Early this November, Dr. Pamela Ayo Yetunde (Director of Interreligious Chaplaincy and Assistant Professor of Pastoral and Spiritual Care and Counseling), Jessi LeClear Vachta (Associate Director of Admissions) and a group of current students attended the 2018 Parliament of the World's Religions in Toronto, Ontario. There, they held a panel, "Making Interreligious Chaplaincy Education Meaningfully Inclusive." The following is a reflection by Kimi Graff, who is working on an MDiv in Interreligious Chaplaincy.
The first day I walked into the Parliament of World Religions, I entered through an area filled with art.
My eyes were immediately drawn to the image of a tree with rainbow roots and strong branches. As I came closer, I saw that it was called the "Tree of Love," and was part of an exhibit by Dr. Juss Kaur and was a form of mantra art. The person running the exhibit directed me to a card and a website that introduced Dr. Kaur and explained her work. “Each meditative painting is imbued with thousands of miniscule, handwritten mantra inspired by the Sikh concept of oneness – a universal approach to life that is mindful of the Divine presence in everything and everyone, and thus recognizes all people as one,” the card explained.
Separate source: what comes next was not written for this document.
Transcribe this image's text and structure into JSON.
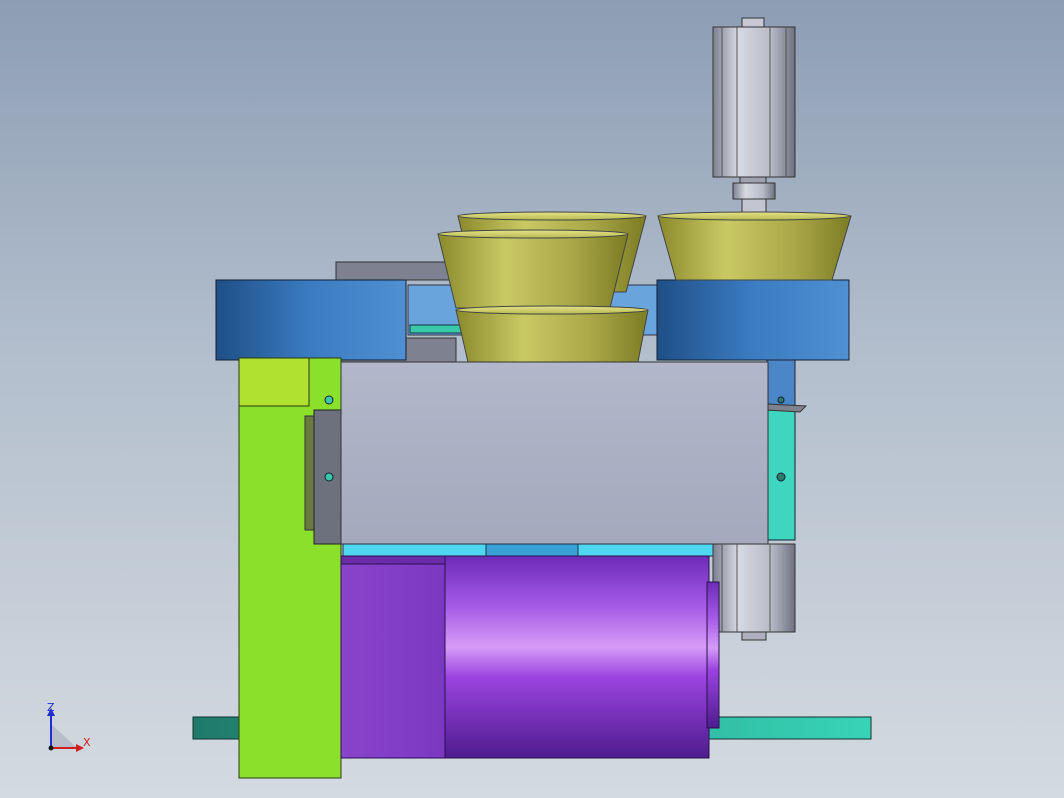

Later, a visit to the artist’s website expanded on how creating that image had led to healing within the artist. “The Tree of Love is a symbol of life, energy, balance, strength, stability, growth and harmony. Withstanding the greatest of challenges, the tree stands rooted firmly with the flow of time. For me, they symbolize a certain spiritual steadfastness: time beings that remain in His Divine Will, enduring all types of change, intent on strengthening the roots to get nourishment and reaching out to get light. Within each of us is the Tree of Love that is reaching into the radiant light. This tree represents the journey of our soul. As we cultivate or meditate with faith and devotion, using the mantra as a guide, the symbolic tree spreads its roots of love deep within, such that all that sprouts forth from them (the branches/relationships) are also nothing but love. We attract love, it surrounds us, protects and embraces us. The word, Waheguru – vwihgurU – is pronounced “Wah-hay-guroo”. Wah means Infinite, hay means Thou, and Guru means Higher Self, or the Divine Teacher within each sentient being. This is the mantra which has been lovingly handwritten minutely in the painting to portray the omnipresent Divine energy.”
As my week in Toronto progressed, this image of a tree kept rising to the surface, and it made me think of how much it defined my time at United Theological Seminary of the Twin Cities. I came to United and thought I knew where God was leading me. I thought I knew who I was. But as I move through this third year, I am reminded again that United has been the place where I found the person inside of myself who is strong and willing to speak for justice, love, and compassion. United has been the place where I learned to spread my branches. I am not the person I thought I would be, but each step away from that person is towards someone who is committed to transformation within myself and in the world around me.
Spending time with the small group of faculty, staff, and students who were with me in Toronto, I realized that the Parliament felt a lot like United. The people there came from all over the world, spoke different languages, and had different customs and styles of worship. I learned so many things about other faiths and traditions. It was a radically inclusive space that fed on mutual respect and love of life. Five days in Toronto and three years at United have taught me the same lesson – we do not have to be the same to love and honor each other.
My final hour in Toronto was spent visiting exhibit hall booths. I was drawn to a jewelry display by indigenous artists which again featured trees. I made my selection and handed it to the person to pay for it. She looked up at me and said I could not buy that necklace. I started to walk away, but she told me to wait as she turned to rustle through the boxes and crates behind her. She came back with another necklace, nearly identical to the one I had chosen. She said this was the necklace for me. The other showed growth, but this tree had a piece of quartz wrapped in the roots. This was the tree of total transformation. It was grounded by the quartz to allow the tree to shake and tremble as it grows.
I went to Toronto as Kim, but I came home as Kimi. Reclaiming the Siksika name that has echoed in my soul since my naming ceremony is the next step in my personal journey of transformation. In Algonquin it means secret, and I kept the secret of who I am for years. Coming to United empowered me to live without fear.
As we move towards the transition from one place to another, I am reminded again that it is not about the space itself but about the people within it. The programs at United and the mentors who teach/lead them, from art to theology to leadership to transformation to interfaith dialogue, are like those pieces of quartz. They ground us so that we can shake and tremble as we welcome the changes within ourselves. Eventually we will leave, and those pieces will continue to ground us as we change the world.
In the spirit of the Parliament, I recommitted to everything the blessed divine is calling me to become, spreading the seeds of radical inclusiveness, with love, justice, hope, dignity, and compassion as roots. Who are you and who are you called to become? Where will you find your tree of transformation and what will be wrapped within its roots?